Hi all,

Currently I am using emptyDrops() for calling cells after applying swappedDrops() to perform barcode swapping removal of several 10X scRNA datasets. After experiencing long running times for emptyDrops() on these data, I was wondering about the scalability of the function's performance.

As mentioned in [1], emptyDrops() requires approximately 1-2 minutes to run on each of the tested datasets, and this was confirmed with example dataset "placenta1" (dimension of 33,694 features x 737,280 barcodes), which took around 75 seconds to complete. However, when using emptyDrops() on my datasets of interest, this is taking much longer than expected, eg. for a dataset of dimension 33,538 features x 737,280 barcodes (ie. a total of 156 fewer genes), the running time is around 245 seconds. When attempting to clarify this difference, I also looked at the degree of "sparsity" of each dataset, and while "placenta1" has 18,763,564 non-zero elements, my example dataset had 10,793,183. Do any of this factors (dimensions, sparsity, etc.) or others influence the running time of emptyDrops()? Is it possible to reduce it somehow? I apply this function several times over several datasets, therefore my interest in the matter.

Thank you in advance!

[1] https://www.ncbi.nlm.nih.gov/pmc/articles/PMC6431044/

The time complexity of emptyDrops() is something like:

[Niters * log(Ngenes) * max(Ntotals)] * C1 + [Niters * log(Ncells)] * C2

That's probably not completely correct, but it's close enough. The max(Ntotals) is the largest total count across all cell barcodes; the other terms should be pretty obvious. The weirdness of the expression is because of some tricks it uses to avoid computing Monte Carlo p-values for each cell separately; such a naive approach would give you something closer to Niters * Ngenes * Ncells.
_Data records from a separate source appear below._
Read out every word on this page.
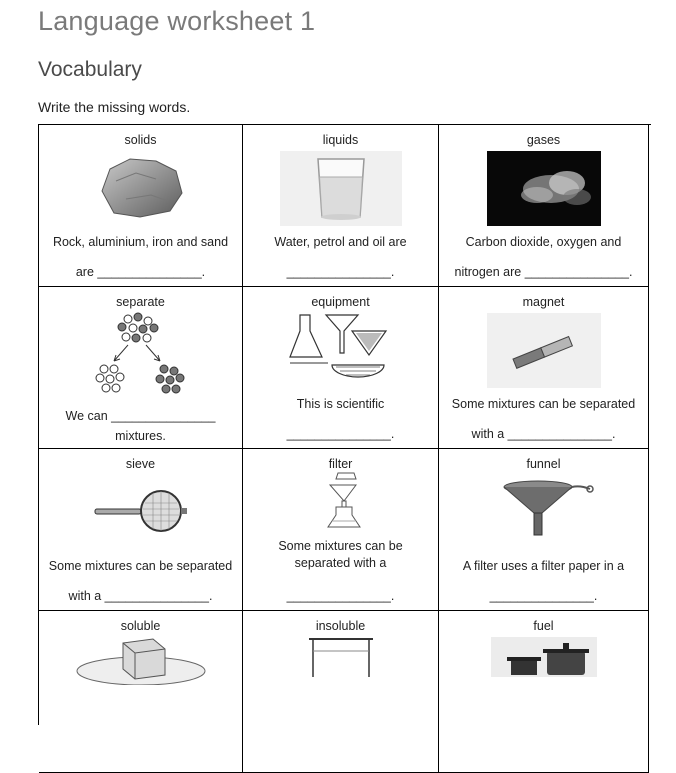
Language worksheet 1
Vocabulary
Write the missing words.
solids
Rock, aluminium, iron and sand
are _______________.
liquids
Water, petrol and oil are
_______________.
gases
Carbon dioxide, oxygen and
nitrogen are _______________.
separate
We can _______________
mixtures.
equipment
This is scientific
_______________.
magnet
Some mixtures can be separated
with a _______________.
sieve
Some mixtures can be separated
with a _______________.
filter
Some mixtures can be
separated with a
_______________.
funnel
A filter uses a filter paper in a
_______________.
soluble	insoluble	fuel
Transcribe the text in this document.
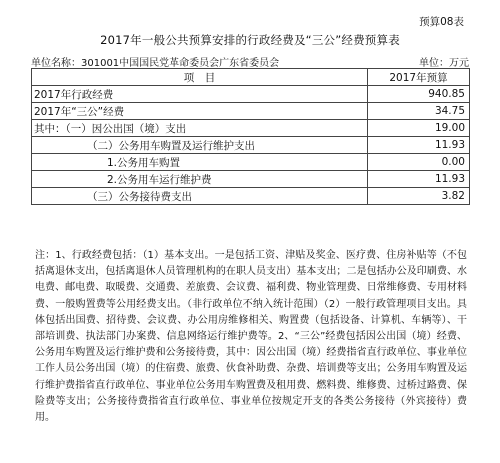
预算08表
2017年一般公共预算安排的行政经费及“三公”经费预算表
单位名称：301001中国国民党革命委员会广东省委员会	单位：万元
项　目	2017年预算
2017年行政经费	940.85
2017年“三公”经费	34.75
其中：（一）因公出国（境）支出	19.00
（二）公务用车购置及运行维护支出	11.93
1.公务用车购置	0.00
2.公务用车运行维护费	11.93
（三）公务接待费支出	3.82
注：1、行政经费包括：（1）基本支出。一是包括工资、津贴及奖金、医疗费、住房补贴等（不包括离退休支出，包括离退休人员管理机构的在职人员支出）基本支出；二是包括办公及印刷费、水电费、邮电费、取暖费、交通费、差旅费、会议费、福利费、物业管理费、日常维修费、专用材料费、一般购置费等公用经费支出。（非行政单位不纳入统计范围）（2）一般行政管理项目支出。具体包括出国费、招待费、会议费、办公用房维修相关、购置费（包括设备、计算机、车辆等）、干部培训费、执法部门办案费、信息网络运行维护费等。2、“三公”经费包括因公出国（境）经费、公务用车购置及运行维护费和公务接待费，其中：因公出国（境）经费指省直行政单位、事业单位工作人员公务出国（境）的住宿费、旅费、伙食补助费、杂费、培训费等支出；公务用车购置及运行维护费指省直行政单位、事业单位公务用车购置费及租用费、燃料费、维修费、过桥过路费、保险费等支出；公务接待费指省直行政单位、事业单位按规定开支的各类公务接待（外宾接待）费用。
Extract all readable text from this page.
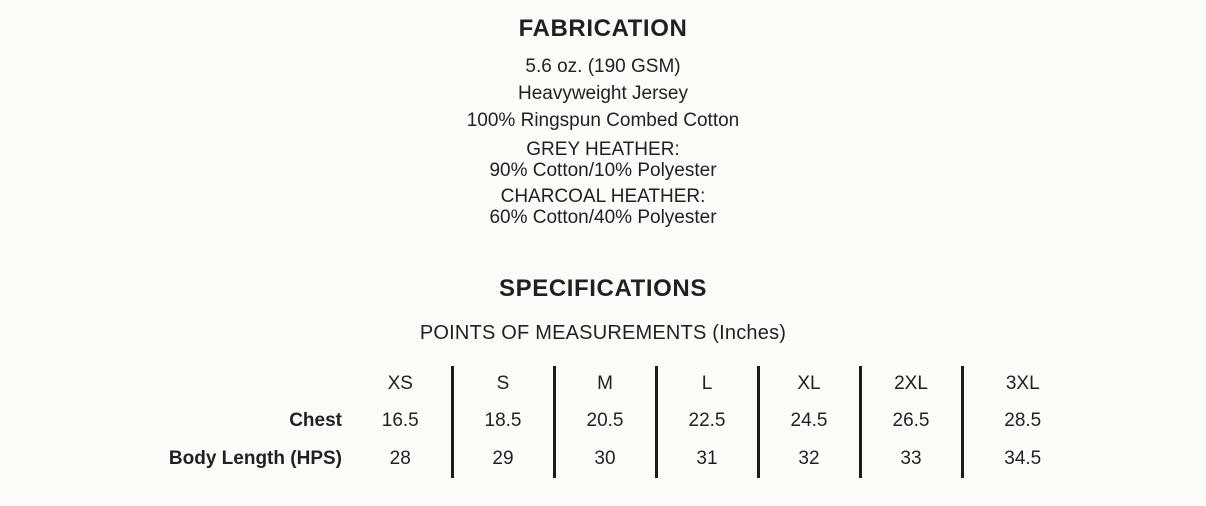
FABRICATION
5.6 oz. (190 GSM)
Heavyweight Jersey
100% Ringspun Combed Cotton
GREY HEATHER:
90% Cotton/10% Polyester
CHARCOAL HEATHER:
60% Cotton/40% Polyester
SPECIFICATIONS
POINTS OF MEASUREMENTS (Inches)
	XS	S	M	L	XL	2XL	3XL
Chest	16.5	18.5	20.5	22.5	24.5	26.5	28.5
Body Length (HPS)	28	29	30	31	32	33	34.5
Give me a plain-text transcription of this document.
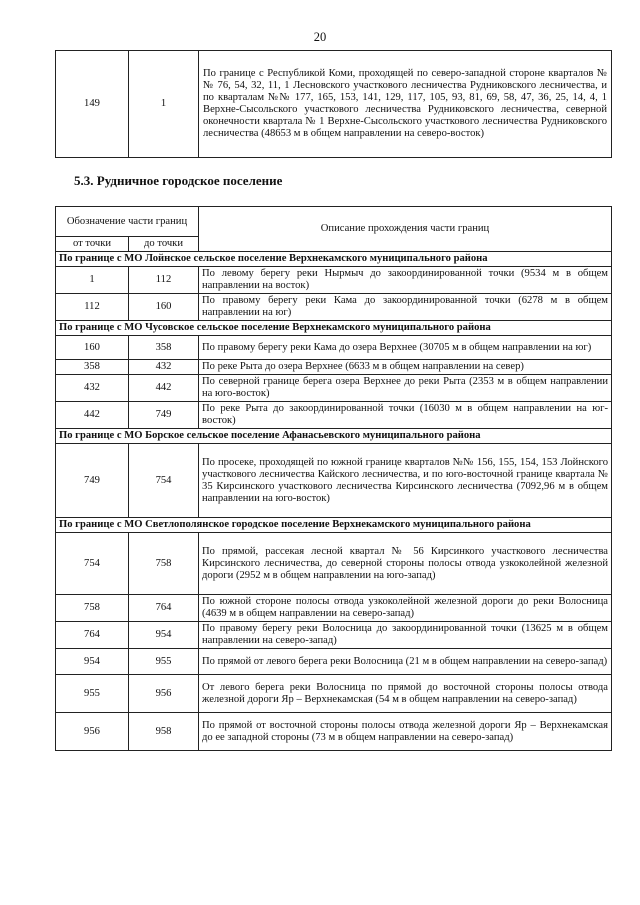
20
149	1	По границе с Республикой Коми, проходящей по северо-западной стороне кварталов №№ 76, 54, 32, 11, 1 Лесновского участкового лесничества Рудниковского лесничества, и по кварталам №№ 177, 165, 153, 141, 129, 117, 105, 93, 81, 69, 58, 47, 36, 25, 14, 4, 1 Верхне-Сысольского участкового лесничества Рудниковского лесничества, северной оконечности квартала № 1 Верхне-Сысольского участкового лесничества Рудниковского лесничества (48653 м в общем направлении на северо-восток)
5.3. Рудничное городское поселение
Обозначение части границ		Описание прохождения части границ
от точки	до точки	
По границе с МО Лойнское сельское поселение Верхнекамского муниципального района		
1	112	По левому берегу реки Нырмыч до закоординированной точки (9534 м в общем направлении на восток)
112	160	По правому берегу реки Кама до закоординированной точки (6278 м в общем направлении на юг)
По границе с МО Чусовское сельское поселение Верхнекамского муниципального района		
160	358	По правому берегу реки Кама до озера Верхнее (30705 м в общем направлении на юг)
358	432	По реке Рыта до озера Верхнее (6633 м в общем направлении на север)
432	442	По северной границе берега озера Верхнее до реки Рыта (2353 м в общем направлении на юго-восток)
442	749	По реке Рыта до закоординированной точки (16030 м в общем направлении на юг-восток)
По границе с МО Борское сельское поселение Афанасьевского муниципального района		
749	754	По просеке, проходящей по южной границе кварталов №№ 156, 155, 154, 153 Лойнского участкового лесничества Кайского лесничества, и по юго-восточной границе квартала № 35 Кирсинского участкового лесничества Кирсинского лесничества (7092,96 м в общем направлении на юго-восток)
По границе с МО Светлополянское городское поселение Верхнекамского муниципального района		
754	758	По прямой, рассекая лесной квартал № 56 Кирсинкого участкового лесничества Кирсинского лесничества, до северной стороны полосы отвода узкоколейной железной дороги (2952 м в общем направлении на юго-запад)
758	764	По южной стороне полосы отвода узкоколейной железной дороги до реки Волосница (4639 м в общем направлении на северо-запад)
764	954	По правому берегу реки Волосница до закоординированной точки (13625 м в общем направлении на северо-запад)
954	955	По прямой от левого берега реки Волосница (21 м в общем направлении на северо-запад)
955	956	От левого берега реки Волосница по прямой до восточной стороны полосы отвода железной дороги Яр – Верхнекамская (54 м в общем направлении на северо-запад)
956	958	По прямой от восточной стороны полосы отвода железной дороги Яр – Верхнекамская до ее западной стороны (73 м в общем направлении на северо-запад)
My best guess is that the maximum total count differs between your data sets. Beyond that, there are all sorts of very specific issues like cache locality and the pattern of values in the binary search, which make it difficult to predict the cause of differences in speed. For example... are the highest-expressing genes in adjacent rows of the matrix? Are the highest-expressing genes occupying the middle rows of the matrix?

If it's not fast enough for you, just throw it onto more cores with BPPARAM. Given a seed, you should get exactly the same results regardless of the number of cores that you use.

P.S. I pushed the locality branch to the DropletUtils GitHub repository, which solves a few of the locality issues. It gives me a modest (15%) speed-up on the PBMC 4K data set. You can try it out and see if it's any faster on your data set (just run BiocManager::install("MarioniLab/DropletUtils@locality") - but don't use it for anything other than timing, at least for the time being).

P.P.S. locality has been merged, so BiocManager::install("MarioniLab/DropletUtils") should get you the development version of the package that contains this modification.